Savez-vous qu’en ce moment, il y a des tas de personnels soignants qui sont malades parce qu’ils n’ont pas été protégés dès le début de la crise ? Des masques, des charlottes et des blouses en plastique à quelques centimes d’Euros auraient suffit et on n’a pas pu les fournir.
Vous savez comment on meurt du COVID ? Vous savez qu’on meurt en s’étouffant, qu’on se noie soi-même ? Qu’on agonise ainsi pendant des heures, des jours ? Que c’est ce qui se passe dans les Ehpad ? Parce que là aussi, il y a des motifs pour être en colère. Une colère pire encore. Parce que ce qu’on fait à nos vieux dit tellement sur notre vision de la société. Nous - collectivement, par notre silence et notre soumission - nous avons décidé qu’en Ehpad, on ne soignait pas les êtres humains comme dans le reste du pays. On a décidé d’une médecine à deux vitesses. Pas d’intubation, pas de respirateur, souvent, même pas de médecin. Du doliprane et de la morphine pour amener à la mort sans fièvre et en toute inconscience. Et sans pouvoir même avoir sa famille près de soi. On achève bien les chevaux.
La colère, c’est aussi les chiffres qu’on nous balance chaque jour des chiffres froids et impersonnels : moins de décès aujourd’hui qu’hier, plus que demain, espérons. Des chiffres qui ne disent pas la réalité de la mort, en Ehpad, à l’hôpital ou chez soi. Parce qu’on meurt aussi chez soi, mais ces chiffres-là, on ne les a pas. Comme ça, on ne bat pas le record de l’Angleterre. La colère, c’est que derrière ces chiffres, ces courbes, ces graphiques et ces cartes colorées, on ne dit pas la réalité de la mort, des souffrances, des familles qui ne peuvent pas faire leur deuil. On ne dit pas les semaines de coma, les patients qui mettront des mois à s’en remettre, on ne dit pas l’affaiblissement, les conséquences, les séquelles. On cache la mort derrière des infographies.
La colère, c’est aussi la soumission de notre société, l’administration tatillonne, lourde, frileuse, qui ne prend pas de décision, pas de responsabilité. La lenteur pour tout, le maire qui doit demander au Préfet, le Préfet qui renvoie à l’éducation nationale, l’inspecteur qui ne sait pas, le recteur qui ne répond pas et qui finit par renvoyer au Préfet qui se tourne vers la mairie en disant : “Si ça merde, ce sera de votre faute.”

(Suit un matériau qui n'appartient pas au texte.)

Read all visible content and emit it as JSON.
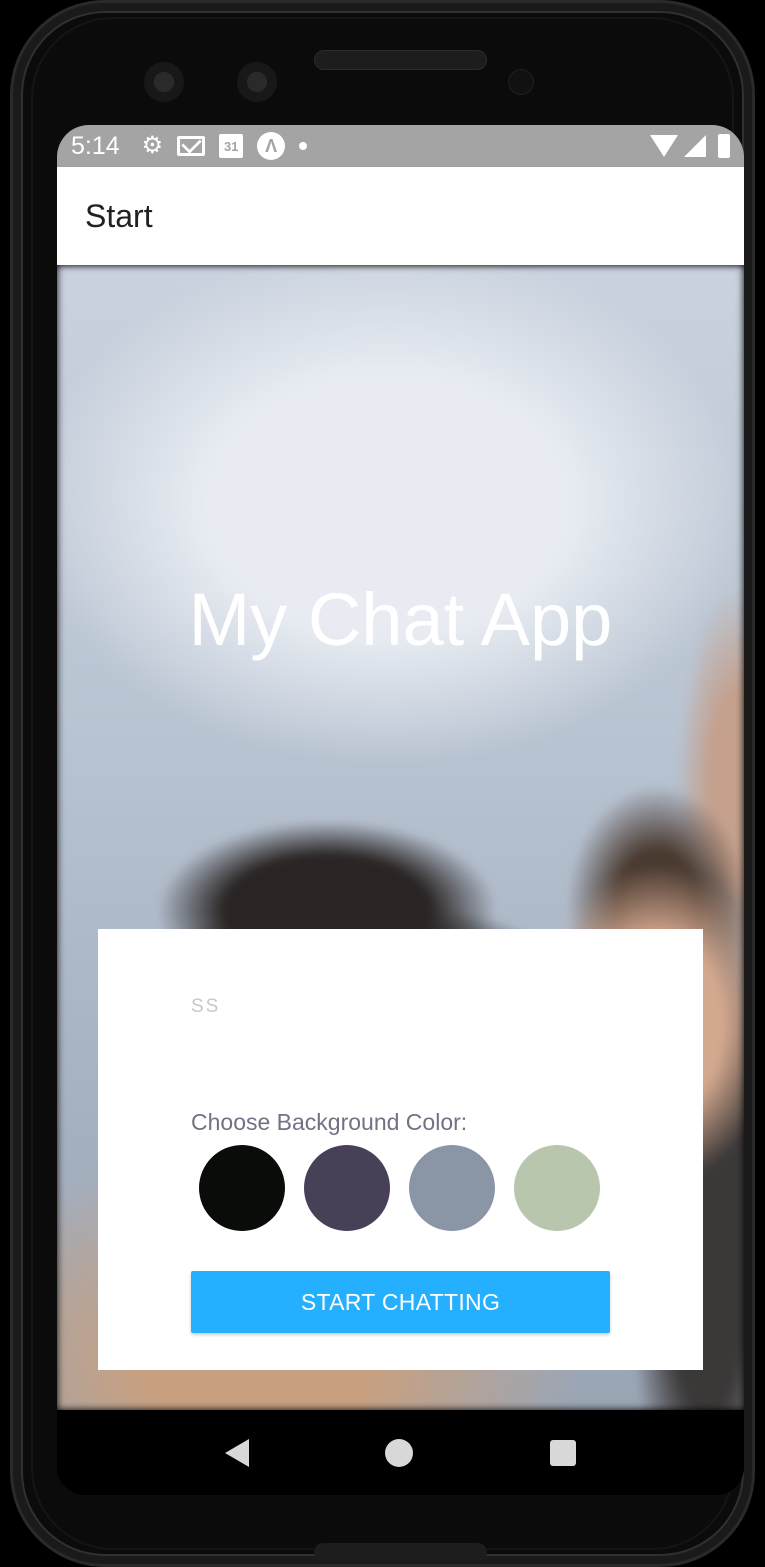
{
  "status_bar": {
    "time": "5:14",
    "icons": [
      "gear-icon",
      "mail-icon",
      "calendar-icon",
      "app-a-icon",
      "dot-icon",
      "wifi-icon",
      "signal-icon",
      "battery-icon"
    ],
    "calendar_day": "31",
    "app_letter": "Λ"
  },
  "app_bar": {
    "title": "Start"
  },
  "hero": {
    "title": "My Chat App"
  },
  "form": {
    "name_placeholder": "SS",
    "choose_label": "Choose Background Color:",
    "colors": [
      "#090C08",
      "#474056",
      "#8A95A5",
      "#B9C6AE"
    ],
    "start_button_label": "START CHATTING",
    "start_button_color": "#25b0ff"
  },
  "nav_bar": {
    "icons": [
      "back-icon",
      "home-icon",
      "recents-icon"
    ]
  }
}
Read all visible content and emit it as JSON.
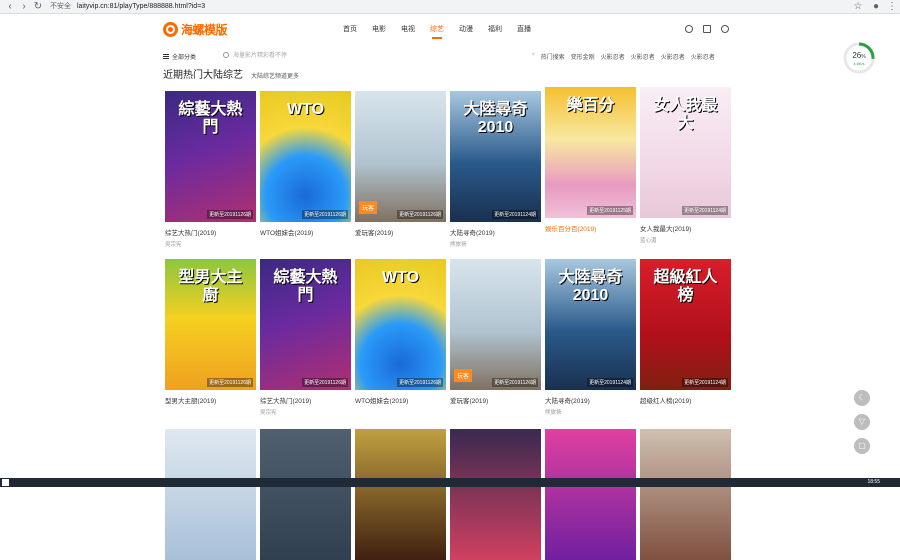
{
  "browser": {
    "security": "不安全",
    "url": "laityvip.cn:81/playType/888888.html?id=3"
  },
  "header": {
    "logo": "海螺模版",
    "nav": [
      "首页",
      "电影",
      "电视",
      "综艺",
      "动漫",
      "福利",
      "直播"
    ],
    "active_nav": "综艺"
  },
  "subbar": {
    "all_categories": "全部分类",
    "search_placeholder": "海量影片精彩看不停",
    "hot_label": "热门搜索",
    "hot_items": [
      "变形金刚",
      "火影忍者",
      "火影忍者",
      "火影忍者",
      "火影忍者"
    ]
  },
  "section": {
    "title": "近期热门大陆综艺",
    "more": "大陆综艺频道更多"
  },
  "row1": [
    {
      "title": "综艺大热门(2019)",
      "sub": "吴宗宪",
      "update": "更新至20191126期",
      "art": "綜藝大熱門",
      "cls": "p1"
    },
    {
      "title": "WTO姐妹会(2019)",
      "sub": "",
      "update": "更新至20191126期",
      "art": "WTO",
      "cls": "p2"
    },
    {
      "title": "爱玩客(2019)",
      "sub": "",
      "update": "更新至20191126期",
      "art": "",
      "cls": "p3",
      "badge": "玩客"
    },
    {
      "title": "大陆寻奇(2019)",
      "sub": "熊旅扬",
      "update": "更新至20191124期",
      "art": "大陸尋奇 2010",
      "cls": "p4"
    },
    {
      "title": "娱乐百分百(2019)",
      "sub": "",
      "update": "更新至20191125期",
      "art": "樂百分",
      "cls": "p5",
      "orange": true,
      "raised": true
    },
    {
      "title": "女人我最大(2019)",
      "sub": "蓝心湄",
      "update": "更新至20191124期",
      "art": "女人我最大",
      "cls": "p6",
      "raised": true
    }
  ],
  "row2": [
    {
      "title": "型男大主厨(2019)",
      "sub": "",
      "update": "更新至20191126期",
      "art": "型男大主廚",
      "cls": "p7"
    },
    {
      "title": "综艺大热门(2019)",
      "sub": "吴宗宪",
      "update": "更新至20191126期",
      "art": "綜藝大熱門",
      "cls": "p1"
    },
    {
      "title": "WTO姐妹会(2019)",
      "sub": "",
      "update": "更新至20191126期",
      "art": "WTO",
      "cls": "p2"
    },
    {
      "title": "爱玩客(2019)",
      "sub": "",
      "update": "更新至20191126期",
      "art": "",
      "cls": "p3",
      "badge": "玩客"
    },
    {
      "title": "大陆寻奇(2019)",
      "sub": "熊旅扬",
      "update": "更新至20191124期",
      "art": "大陸尋奇 2010",
      "cls": "p4"
    },
    {
      "title": "超级红人榜(2019)",
      "sub": "",
      "update": "更新至20191124期",
      "art": "超級紅人榜",
      "cls": "p8"
    }
  ],
  "row3": [
    {
      "cls": "p9"
    },
    {
      "cls": "p10"
    },
    {
      "cls": "p11"
    },
    {
      "cls": "p12"
    },
    {
      "cls": "p13"
    },
    {
      "cls": "p14"
    }
  ],
  "progress": {
    "value": "26",
    "unit": "%",
    "rate": "4.6K/s",
    "fraction": 0.26
  },
  "taskbar": {
    "clock": "18:55"
  }
}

Et puis nous, qui nous sommes laissé enfermer, gaiment, à coup de #RéussirSonConfinement et de recettes de cuisine partagées, d'extases sur les petites fleurs et les oiseaux qui chantent, et d'apéro Skype. Moi la première.

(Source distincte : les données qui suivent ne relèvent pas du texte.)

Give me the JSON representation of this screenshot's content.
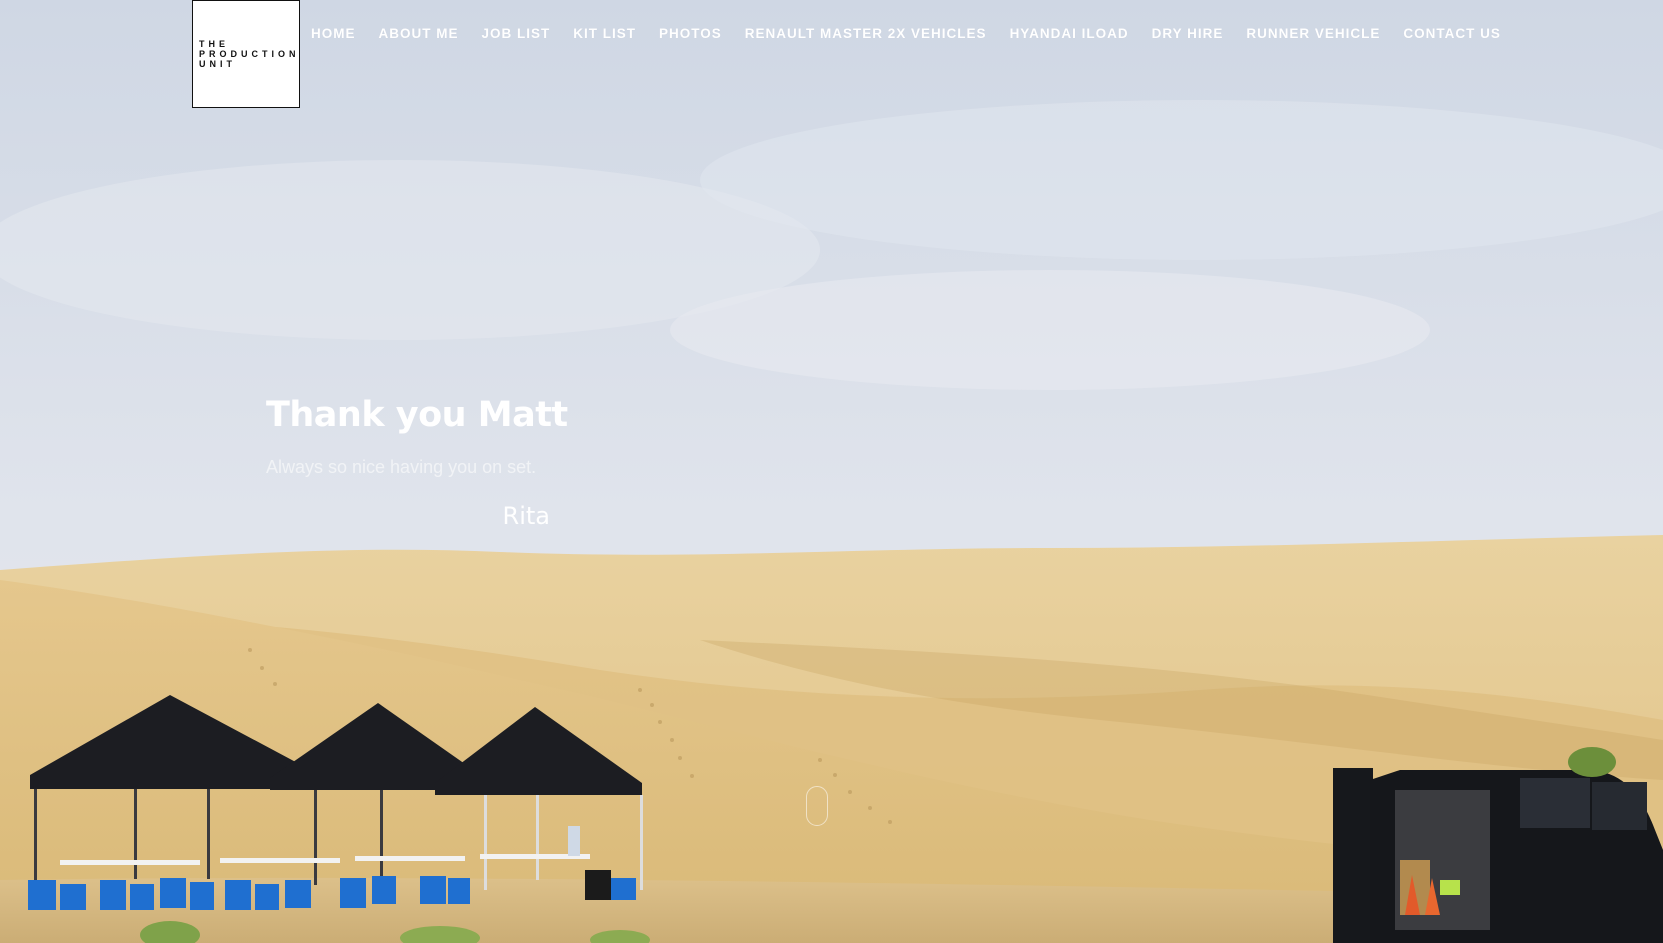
{
  "logo": {
    "lines": [
      "THE",
      "PRODUCTION",
      "UNIT"
    ]
  },
  "nav": {
    "items": [
      {
        "label": "HOME"
      },
      {
        "label": "ABOUT ME"
      },
      {
        "label": "JOB LIST"
      },
      {
        "label": "KIT LIST"
      },
      {
        "label": "PHOTOS"
      },
      {
        "label": "RENAULT MASTER 2X VEHICLES"
      },
      {
        "label": "HYANDAI ILOAD"
      },
      {
        "label": "DRY HIRE"
      },
      {
        "label": "RUNNER VEHICLE"
      },
      {
        "label": "CONTACT US"
      }
    ]
  },
  "testimonial": {
    "title": "Thank you Matt",
    "quote": "Always so nice having you on set.",
    "author": "Rita"
  },
  "colors": {
    "sky": "#d7dde8",
    "sand": "#e6c98a",
    "sand_dark": "#d2ad67",
    "tent": "#1e1e22",
    "stool": "#1f6fd0",
    "van": "#15171b",
    "nav_text": "#ffffff"
  },
  "icons": {
    "scroll": "mouse-scroll-icon"
  }
}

Mais on a changé les lois, on a restreint nos libertés. En quelques semaines, le code du travail, les libertés fondamentales, le droit d’aller et de venir, le droit de réunion, les instances démocratiques...les droits de protections des données médicales, des données personnelles…Nous avons tout accepté sans broncher. Nous avons bradé notre conscience, notre jugement et notre raison, nous avons fait confiance à des imbéciles qui ne seraient pas capables d’organiser proprement une kermesse d’école, pour gérer une crise et un pays de 70 millions de personnes.

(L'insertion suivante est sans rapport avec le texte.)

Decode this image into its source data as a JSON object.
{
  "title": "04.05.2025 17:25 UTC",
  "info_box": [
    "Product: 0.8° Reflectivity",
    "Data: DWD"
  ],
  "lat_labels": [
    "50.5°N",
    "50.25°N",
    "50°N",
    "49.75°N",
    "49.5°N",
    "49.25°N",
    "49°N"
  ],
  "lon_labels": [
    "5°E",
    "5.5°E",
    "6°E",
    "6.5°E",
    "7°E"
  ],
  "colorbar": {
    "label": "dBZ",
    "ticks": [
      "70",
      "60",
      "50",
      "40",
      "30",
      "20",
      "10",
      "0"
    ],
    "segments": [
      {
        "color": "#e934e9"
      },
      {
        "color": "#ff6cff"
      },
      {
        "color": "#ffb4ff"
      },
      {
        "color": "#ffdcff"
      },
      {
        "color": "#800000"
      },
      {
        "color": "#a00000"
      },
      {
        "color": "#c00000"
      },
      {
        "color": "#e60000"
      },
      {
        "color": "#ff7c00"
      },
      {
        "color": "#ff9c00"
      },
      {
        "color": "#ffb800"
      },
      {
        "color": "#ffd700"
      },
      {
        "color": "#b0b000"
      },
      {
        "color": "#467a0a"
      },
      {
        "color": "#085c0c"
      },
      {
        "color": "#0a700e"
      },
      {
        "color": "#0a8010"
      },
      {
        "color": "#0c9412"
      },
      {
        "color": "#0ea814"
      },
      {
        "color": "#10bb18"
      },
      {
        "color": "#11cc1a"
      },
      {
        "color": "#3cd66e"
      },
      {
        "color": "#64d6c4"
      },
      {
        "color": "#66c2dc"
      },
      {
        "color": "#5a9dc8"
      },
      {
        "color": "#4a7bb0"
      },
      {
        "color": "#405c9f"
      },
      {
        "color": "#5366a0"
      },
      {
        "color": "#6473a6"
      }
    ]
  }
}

Cette soumission est de mauvais augure. Nous laisserons notre société se morceler, s’atomiser, s’individualiser encore plus. Nous travaillerons sur zoom, nous resterons dans notre chambre, nous ne ferons plus société. Le rêve ultime de celui qui veut diviser pour mieux régner, diviser au plus petit dénominateur. Mais pas commun. Ne nous unissons pas, soyons des unités désunies, des êtres pétrifiés par le choc, recroquevillés sur notre peur au point d’en oublier de vivre.